Friday, August 10, 2007

Clean water no laughing matter at forward outposts

2nd Lt. Liz Lopez
210th BSB, 2nd BCT, 10th Mtn. Div. (LI)
Multi-National Division – Center

PATROL BASE DRAGON, Iraq — Outside the Army, the job of water purification specialist might be associated with Pauly Shore’s comedy film In the Army Now. But the crazy antics of the comedian don’t do justice to the days of toil and sweat that real-life “water dawgs” live to ensure that the Soldiers they support have fresh water at forward locations in Iraq.
Nowhere is this labor more obvious than in the water purification section of Company A, 210th Brigade Support Battalion, 2nd Brigade Combat Team, “Commandos,” 10th Mountain Division (Light Infantry) out of Fort Drum, N.Y.
Soldiers of the section are responsible for getting water – critical especially in Iraq’s triple-digit temperatures – spread throughout the Commandos’ battle space. Five water-purification sites have been established at forward locations, and are now run by no more than two Soldiers per site.
Despite the competitive efforts of every Soldier in Co. A, the operations at one site stand out from the rest.
At Patrol Base Dragon, Sgt. Neil Buddle, a native of Terre Haute, Ind., and Pfc. Luis Rivera, a native of Yabucoa, Puerto Rico, spend the majority of each day purifying the water pumped from a nearby canal for use in cooking, showers, and laundry. At Dragon, the team sustains not only American, but Iraqi soldier operations as well.
But the people they serve are not what make this particular site special. Recently, the ‘water dawg’ operations at Dragon have come into focus as the patrol base prepares for a large influx of Soldiers; soon, the 4th Battalion, 31st Infantry Regiment will move to this location from Yusufiyah as the 4th Battalion, 4th Brigade, 6th Iraqi Army Division takes over the security of the town.

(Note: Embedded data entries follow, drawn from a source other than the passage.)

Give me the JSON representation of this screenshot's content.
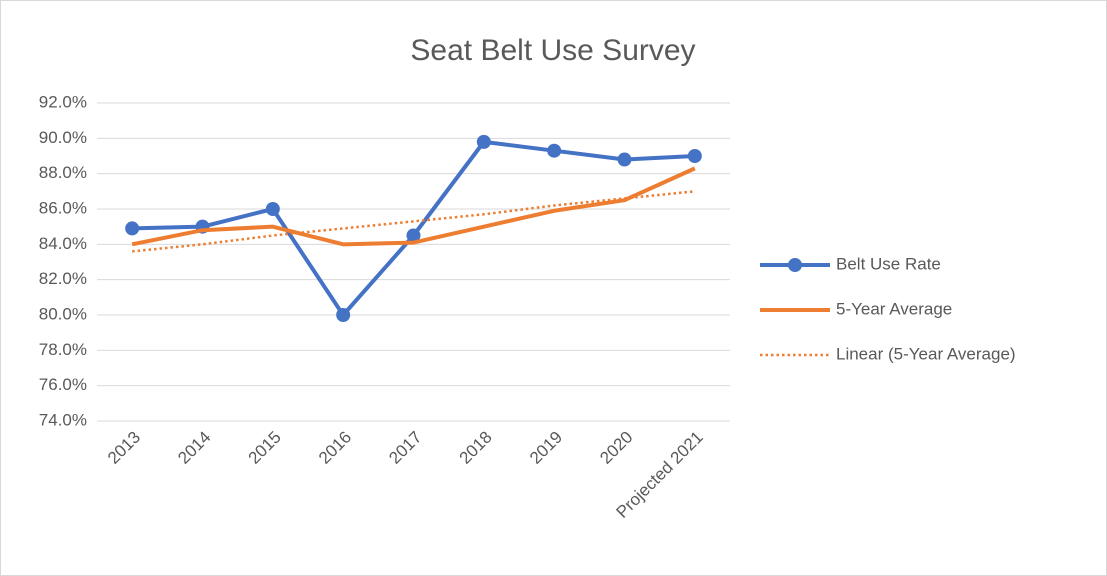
{
  "chart_data": {
    "type": "line",
    "title": "Seat Belt Use Survey",
    "categories": [
      "2013",
      "2014",
      "2015",
      "2016",
      "2017",
      "2018",
      "2019",
      "2020",
      "Projected 2021"
    ],
    "series": [
      {
        "name": "Belt Use Rate",
        "color": "#4472c4",
        "line_style": "solid",
        "marker": "circle",
        "values": [
          84.9,
          85.0,
          86.0,
          80.0,
          84.5,
          89.8,
          89.3,
          88.8,
          89.0
        ]
      },
      {
        "name": "5-Year Average",
        "color": "#ed7d31",
        "line_style": "solid",
        "marker": "none",
        "values": [
          84.0,
          84.8,
          85.0,
          84.0,
          84.1,
          85.0,
          85.9,
          86.5,
          88.3
        ]
      },
      {
        "name": "Linear (5-Year Average)",
        "color": "#ed7d31",
        "line_style": "dotted",
        "marker": "none",
        "values": [
          83.6,
          84.0,
          84.5,
          84.9,
          85.3,
          85.7,
          86.2,
          86.6,
          87.0
        ]
      }
    ],
    "ylim": [
      74,
      92
    ],
    "yticks": [
      {
        "value": 74,
        "label": "74.0%"
      },
      {
        "value": 76,
        "label": "76.0%"
      },
      {
        "value": 78,
        "label": "78.0%"
      },
      {
        "value": 80,
        "label": "80.0%"
      },
      {
        "value": 82,
        "label": "82.0%"
      },
      {
        "value": 84,
        "label": "84.0%"
      },
      {
        "value": 86,
        "label": "86.0%"
      },
      {
        "value": 88,
        "label": "88.0%"
      },
      {
        "value": 90,
        "label": "90.0%"
      },
      {
        "value": 92,
        "label": "92.0%"
      }
    ],
    "grid": true,
    "legend": "right"
  }
}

With so many new people coming to their patrol base, the water purification mission at Dragon must adapt to accommodate the additional personnel.
Since his arrival at the patrol base in November, when it was established, Buddle has been the go-to guy for anything that has to do with water. He has created methods for purifying enough water as the location grew, disposing of waste water, and establishing luxury items like showers and laundry points. Therefore, it is no surprise the incoming unit has come to him for advice at this juncture.

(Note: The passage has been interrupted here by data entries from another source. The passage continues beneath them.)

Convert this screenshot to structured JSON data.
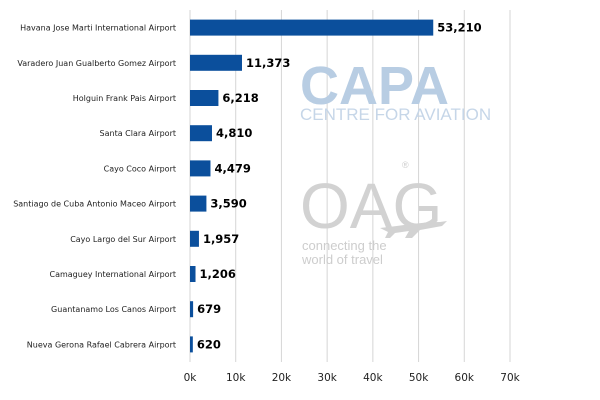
{
  "chart_data": {
    "type": "bar",
    "orientation": "horizontal",
    "categories": [
      "Havana Jose Marti International Airport",
      "Varadero Juan Gualberto Gomez Airport",
      "Holguin Frank Pais Airport",
      "Santa Clara Airport",
      "Cayo Coco Airport",
      "Santiago de Cuba Antonio Maceo Airport",
      "Cayo Largo del Sur Airport",
      "Camaguey International Airport",
      "Guantanamo Los Canos Airport",
      "Nueva Gerona Rafael Cabrera Airport"
    ],
    "values": [
      53210,
      11373,
      6218,
      4810,
      4479,
      3590,
      1957,
      1206,
      679,
      620
    ],
    "value_labels": [
      "53,210",
      "11,373",
      "6,218",
      "4,810",
      "4,479",
      "3,590",
      "1,957",
      "1,206",
      "679",
      "620"
    ],
    "xlim": [
      0,
      70000
    ],
    "x_ticks": [
      0,
      10000,
      20000,
      30000,
      40000,
      50000,
      60000,
      70000
    ],
    "x_tick_labels": [
      "0k",
      "10k",
      "20k",
      "30k",
      "40k",
      "50k",
      "60k",
      "70k"
    ],
    "grid": "vertical",
    "bar_color": "#0b4f9c"
  },
  "watermarks": {
    "capa_logo": "CAPA",
    "capa_tagline": "CENTRE FOR AVIATION",
    "oag_logo": "OAG",
    "oag_mark": "®",
    "oag_tagline_line1": "connecting the",
    "oag_tagline_line2": "world of travel"
  }
}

“It’s demanding, one of those jobs in which you’ve got to think outside the box,” said Buddle. “I like challenges, and this job is a very challenging job.”
With the upcoming arrival of a battalion’s worth of Soldiers, Buddle faces quite a test. Part of it will be increasing water production and waste disposal methods. Thankfully for the new personnel, the Dragon team seems more than adequately equipped to handle the situation.
At present, Buddle and Rivera are capable of producing 600 gallons of water per hour using a reverse osmosis water purification unit, and can store up to 15,000 gallons of potable water.
Prior to the new Soldiers’ arrival, they will receive a new ROWPU which will increase their production capabilities fivefold. The team also has plans to expand their storage capacity to 40,000 gallons of water.
“It’s about service,” said Rivera. “It’s about teamwork.”
The ‘water dawgs’ have both. The pair works as a tag team, producing water as they pump it out for distribution across the patrol base. In one day, the team was able to produce and distribute more than 8,000 gallons, including 3,000 gallons to send to other forward battle positions which lack their own water purification systems. This team effort will become even more essential as water demands swell with the population.
Their task is not easy. The Soldiers work outside in the hot sun for hours every day, monitoring production and dissemination. Many days, the job can be repetitive, but the Soldiers would never call it boring.
The job requires quick thinking and problem solving skills as water demands change. The ‘water dawgs’ from the 210th Brigade Support Battalion have become experts at fitting square pegs into round holes. Before their deployment ends, they will be doing it again.
For now it is enough to know that being a water purification specialist is not a laughing matter.